Granted, I watch Bourdain and see it very, very, very clearly. At first I wonder how his loved ones missed it. But then I remember, he probably made them miss it….same way I do when I am holding back. I know the tumult in my mind but I don’t want to worry anyone. I want to suffer in silence and I want to resolve it in silence. For him, he probably had resolved to killing himself days before he actually did it. They say when people do that they are actually appearing incredibly peaceful and, to others, in better spirits than usual. That’s because they have made a decision and that’s what has brought them calm. Not an actual resolution in their mental health. They also say people who talk more openly about suicidal thoughts and the complications of mental illness do stand a better chance of survival. So I do that sparsely…mostly with the shrink. But do I also have Bourdain capabilities? The answer to that frightens me.

So yes. I work especially hard to convince you I am much stronger and more resolute sometimes than I am so that you can relax. It also helps manage my anxiety….something else which happens right in front of you which you don’t see. You have been trained to look for hysterics and the need to breathe in a paper bag. Sometimes I struggle to breath but it sounds like my asthma. Other than that, I can be sitting in front of you watching tv or in a meeting while my heart rate is on the rise and my brain is cycling excessive thoughts while my stomach registers doom. That is an anxiety attack and you don’t know about it at all. My last one lasted over 48 hours and no one noticed.

I am always holding back. You just don’t know because you think I am an exhibitionist putting so much on display via social media. There is SO much you don’t hear or see because I don’t want to worry you and because I know, in all honesty, I can never promise you I will always be ok. That’s an “unknowable” for me and everyone with mental illness….just like you can’t guarantee you won’t have another heart attack once you’ve had one. You can eat healthy and exercise….show everyone you have changed your lifestyle but that really guarantees nothing. It just helps everyone worry a little less.

Upon my nephews’s 5th birthday, I like to celebrate that I am 4 years separated from the worst night of my life. But that’s naive. There is no guarantee it or something like it wouldn’t happen again. I can’t control what that addled mess inside my skull decides to do with its errant neurotransmitters and broken synapses which trap serotonin and norepinephrine ( yep, both chemicals are busted in me) and prevent them from cycling through properly.

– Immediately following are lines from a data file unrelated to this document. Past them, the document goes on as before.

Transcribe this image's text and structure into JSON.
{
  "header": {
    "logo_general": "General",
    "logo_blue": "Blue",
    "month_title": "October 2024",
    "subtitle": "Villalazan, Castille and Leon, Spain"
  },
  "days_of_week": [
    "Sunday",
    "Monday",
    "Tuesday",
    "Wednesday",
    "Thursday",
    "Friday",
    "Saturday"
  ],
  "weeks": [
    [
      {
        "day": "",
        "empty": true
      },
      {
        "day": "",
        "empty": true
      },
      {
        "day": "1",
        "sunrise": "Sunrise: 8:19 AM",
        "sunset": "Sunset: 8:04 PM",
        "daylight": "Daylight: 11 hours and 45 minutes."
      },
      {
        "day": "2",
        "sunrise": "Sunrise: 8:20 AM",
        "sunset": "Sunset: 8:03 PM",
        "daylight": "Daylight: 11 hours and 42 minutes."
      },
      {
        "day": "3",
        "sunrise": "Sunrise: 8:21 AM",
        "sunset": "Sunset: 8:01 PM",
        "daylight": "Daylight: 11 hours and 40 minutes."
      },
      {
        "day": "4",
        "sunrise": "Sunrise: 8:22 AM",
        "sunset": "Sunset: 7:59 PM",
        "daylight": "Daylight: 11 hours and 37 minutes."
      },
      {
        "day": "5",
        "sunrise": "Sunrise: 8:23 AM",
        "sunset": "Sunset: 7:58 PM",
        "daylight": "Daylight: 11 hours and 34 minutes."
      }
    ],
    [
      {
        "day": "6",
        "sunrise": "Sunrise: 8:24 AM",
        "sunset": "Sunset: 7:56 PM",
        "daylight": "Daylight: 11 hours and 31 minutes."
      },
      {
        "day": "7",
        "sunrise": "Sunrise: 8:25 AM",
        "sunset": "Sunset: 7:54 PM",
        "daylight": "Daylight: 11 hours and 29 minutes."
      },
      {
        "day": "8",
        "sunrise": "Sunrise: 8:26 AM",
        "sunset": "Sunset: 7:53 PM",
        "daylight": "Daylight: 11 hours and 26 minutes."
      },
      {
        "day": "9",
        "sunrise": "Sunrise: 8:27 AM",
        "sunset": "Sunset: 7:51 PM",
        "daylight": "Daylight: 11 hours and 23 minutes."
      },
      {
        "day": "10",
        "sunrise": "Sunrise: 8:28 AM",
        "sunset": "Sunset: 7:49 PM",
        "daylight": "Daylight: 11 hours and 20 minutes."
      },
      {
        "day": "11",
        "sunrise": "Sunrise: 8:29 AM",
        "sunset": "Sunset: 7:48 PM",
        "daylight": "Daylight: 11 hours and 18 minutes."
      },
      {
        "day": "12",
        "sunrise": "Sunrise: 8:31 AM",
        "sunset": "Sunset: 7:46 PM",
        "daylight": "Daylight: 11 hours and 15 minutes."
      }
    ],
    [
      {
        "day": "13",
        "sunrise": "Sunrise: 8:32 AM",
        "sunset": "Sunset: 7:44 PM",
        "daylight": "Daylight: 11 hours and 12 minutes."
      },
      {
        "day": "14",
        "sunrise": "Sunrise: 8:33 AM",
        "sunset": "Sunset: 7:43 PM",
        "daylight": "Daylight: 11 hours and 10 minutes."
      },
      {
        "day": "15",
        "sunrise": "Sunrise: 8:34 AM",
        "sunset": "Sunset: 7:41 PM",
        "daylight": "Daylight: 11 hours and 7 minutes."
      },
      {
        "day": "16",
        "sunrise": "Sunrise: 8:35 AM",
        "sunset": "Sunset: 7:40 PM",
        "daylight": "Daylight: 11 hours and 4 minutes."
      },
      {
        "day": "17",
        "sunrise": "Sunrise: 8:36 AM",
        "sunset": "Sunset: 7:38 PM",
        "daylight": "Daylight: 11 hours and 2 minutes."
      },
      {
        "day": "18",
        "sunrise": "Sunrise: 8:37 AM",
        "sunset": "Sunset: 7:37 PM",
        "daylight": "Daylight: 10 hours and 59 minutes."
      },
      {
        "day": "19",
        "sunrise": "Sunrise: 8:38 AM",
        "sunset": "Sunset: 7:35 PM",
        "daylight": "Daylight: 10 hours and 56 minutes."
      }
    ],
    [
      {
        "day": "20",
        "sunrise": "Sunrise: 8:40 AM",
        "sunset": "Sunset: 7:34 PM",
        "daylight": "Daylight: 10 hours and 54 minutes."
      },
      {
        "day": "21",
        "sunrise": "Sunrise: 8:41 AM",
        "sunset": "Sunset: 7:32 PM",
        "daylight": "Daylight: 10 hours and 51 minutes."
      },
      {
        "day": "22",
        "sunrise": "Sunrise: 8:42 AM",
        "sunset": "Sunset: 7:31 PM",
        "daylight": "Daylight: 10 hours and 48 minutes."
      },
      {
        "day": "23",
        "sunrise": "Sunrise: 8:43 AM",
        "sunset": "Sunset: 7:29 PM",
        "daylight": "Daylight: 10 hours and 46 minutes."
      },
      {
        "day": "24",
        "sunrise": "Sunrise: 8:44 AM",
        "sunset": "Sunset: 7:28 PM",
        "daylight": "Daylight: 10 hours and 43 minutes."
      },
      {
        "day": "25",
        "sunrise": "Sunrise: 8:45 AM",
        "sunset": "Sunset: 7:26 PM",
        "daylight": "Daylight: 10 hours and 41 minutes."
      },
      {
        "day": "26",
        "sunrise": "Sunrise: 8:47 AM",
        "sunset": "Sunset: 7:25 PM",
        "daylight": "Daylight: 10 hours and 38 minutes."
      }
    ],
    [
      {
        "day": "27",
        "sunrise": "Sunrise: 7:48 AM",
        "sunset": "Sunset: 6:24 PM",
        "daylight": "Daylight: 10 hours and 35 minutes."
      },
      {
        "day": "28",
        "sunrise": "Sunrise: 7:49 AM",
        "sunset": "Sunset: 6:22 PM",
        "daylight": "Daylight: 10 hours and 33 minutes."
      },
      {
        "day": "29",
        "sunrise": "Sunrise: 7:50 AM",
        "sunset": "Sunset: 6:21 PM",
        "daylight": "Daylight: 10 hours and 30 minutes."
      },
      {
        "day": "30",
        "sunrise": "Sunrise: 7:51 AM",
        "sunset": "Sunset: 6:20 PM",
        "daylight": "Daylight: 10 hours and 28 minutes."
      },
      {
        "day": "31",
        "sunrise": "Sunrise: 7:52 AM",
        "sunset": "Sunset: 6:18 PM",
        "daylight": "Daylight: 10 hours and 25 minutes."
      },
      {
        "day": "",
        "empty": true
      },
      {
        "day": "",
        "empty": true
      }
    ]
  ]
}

And I can’t change that I either don’t want to tell you about it or I can’t mentally recognize it on my own to know to tell you about it. That’s why all those posts telling people like us to ask for help are selfishly ignorant. You know as well as I do I can’t ask for help when my brain turns inside out. You just sleep better thinking you have done your part. But you actually have to have the balls to help me and do it in such a way where I don’t feel shamed. Not an easy task at all. But I know 2 people who have been able to do it for me which gives me a little hope. They don’t look at me as fragile every day. They just have their eyes open enough to recognize the very precise and rare moments I am straddling the edge on tip toes.